JoshData / pdf-redactor

A general purpose PDF text-layer redaction tool for Python 2/3.
Creative Commons Zero v1.0 Universal
180 stars 61 forks source link

WinAnsiEncoding quirks #6

Open divergentdave opened 7 years ago

divergentdave commented 7 years ago

From the PDF standard:

In WinAnsiEncoding , all unused codes greater than 40 map to the bullet character. However, only code 225 is specifically assigned to the bullet character; other codes are subject to future reassignment.

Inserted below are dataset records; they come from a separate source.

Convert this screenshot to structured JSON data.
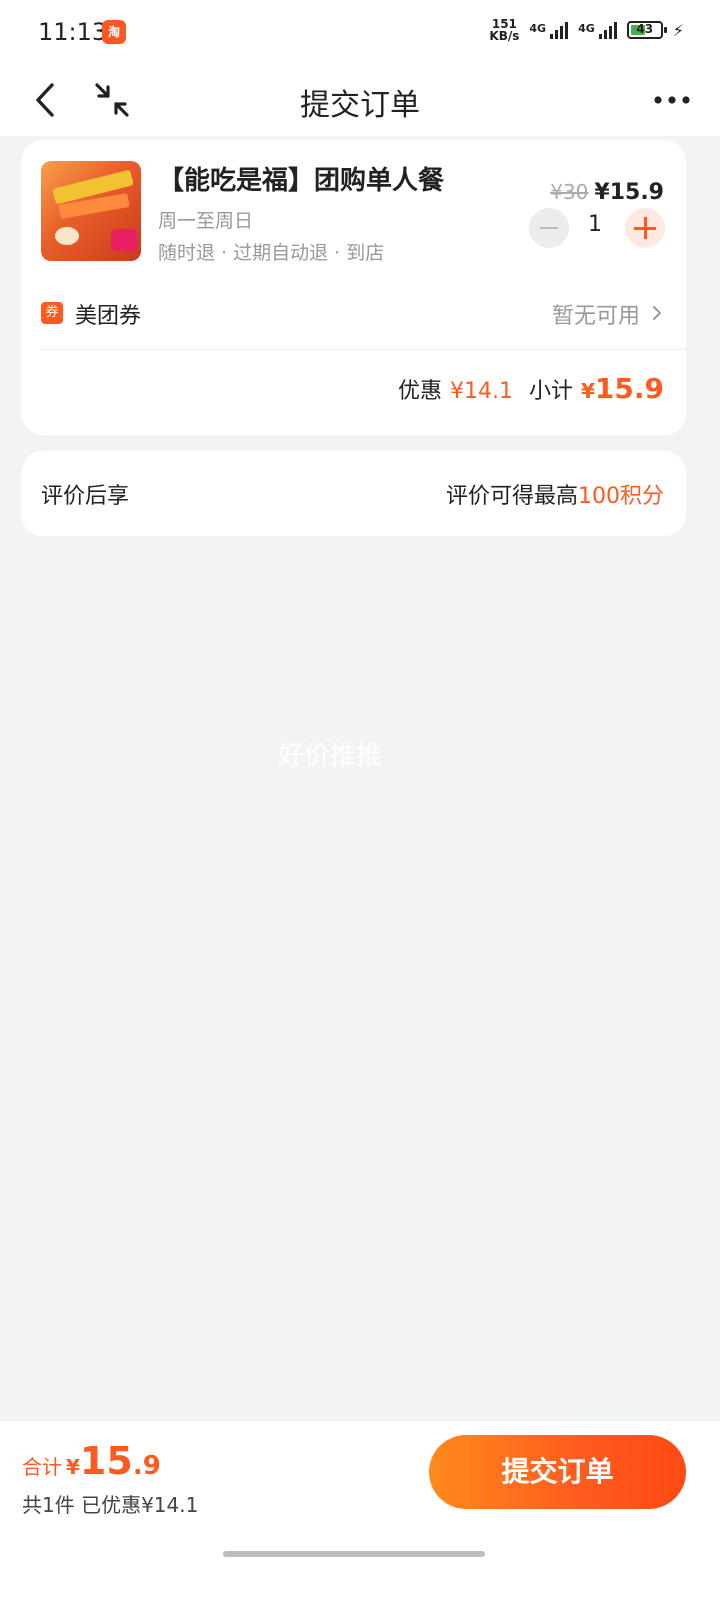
{
  "status_bar": {
    "time": "11:13",
    "app_icon_text": "淘",
    "net_speed_value": "151",
    "net_speed_unit": "KB/s",
    "sim1": "4G",
    "sim2": "4G",
    "battery": "43"
  },
  "nav": {
    "title": "提交订单",
    "back_icon": "back-arrow-icon",
    "shrink_icon": "minimize-icon",
    "more_icon": "more-dots-icon"
  },
  "product": {
    "title": "【能吃是福】团购单人餐",
    "usage_days": "周一至周日",
    "policy": "随时退 · 过期自动退 · 到店",
    "original_price": "¥30",
    "price": "¥15.9",
    "quantity": "1"
  },
  "coupon": {
    "badge": "券",
    "label": "美团券",
    "status": "暂无可用"
  },
  "subtotal": {
    "discount_label": "优惠",
    "discount_value": "¥14.1",
    "label": "小计",
    "currency": "¥",
    "value": "15.9"
  },
  "review": {
    "label": "评价后享",
    "reward_prefix": "评价可得最高",
    "reward_highlight": "100积分"
  },
  "watermark": "好价推推",
  "footer": {
    "total_label": "合计",
    "currency": "¥",
    "total_int": "15",
    "total_dec": ".9",
    "summary": "共1件  已优惠¥14.1",
    "submit_label": "提交订单"
  },
  "colors": {
    "accent": "#ff5a1f",
    "button_gradient_start": "#ff8a1c",
    "page_bg": "#f3f3f3"
  }
}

I fed this document in and got an encoding error that traced back to b'\x81 C'.decode("cp1252", "replace"). There's a bullet point in the corresponding position in the document. It appears that WinAnsiEncoding is a superset of CP-1252, because the Wikipedia article says:

According to the information on Microsoft's and the Unicode Consortium's websites, positions 81, 8D, 8F, 90, and 9D are unused; however, the Windows API MultiByteToWideChar maps these to the corresponding C1 control codes.

JoshData commented 7 years ago

Ugh.

The real way to do all of this is probably to use pdfminer's font modules, which seem to have a pretty complete implementation of encodings and glyph->unicode mappings. The problem is the pdfrw data structures have to e mapped to whatever pdfminer can load things from. Also pdfminer is Py2-only and there's a separate fork for Py3.

Or, we could possibly pull out just the character encoding tables from pdfminer.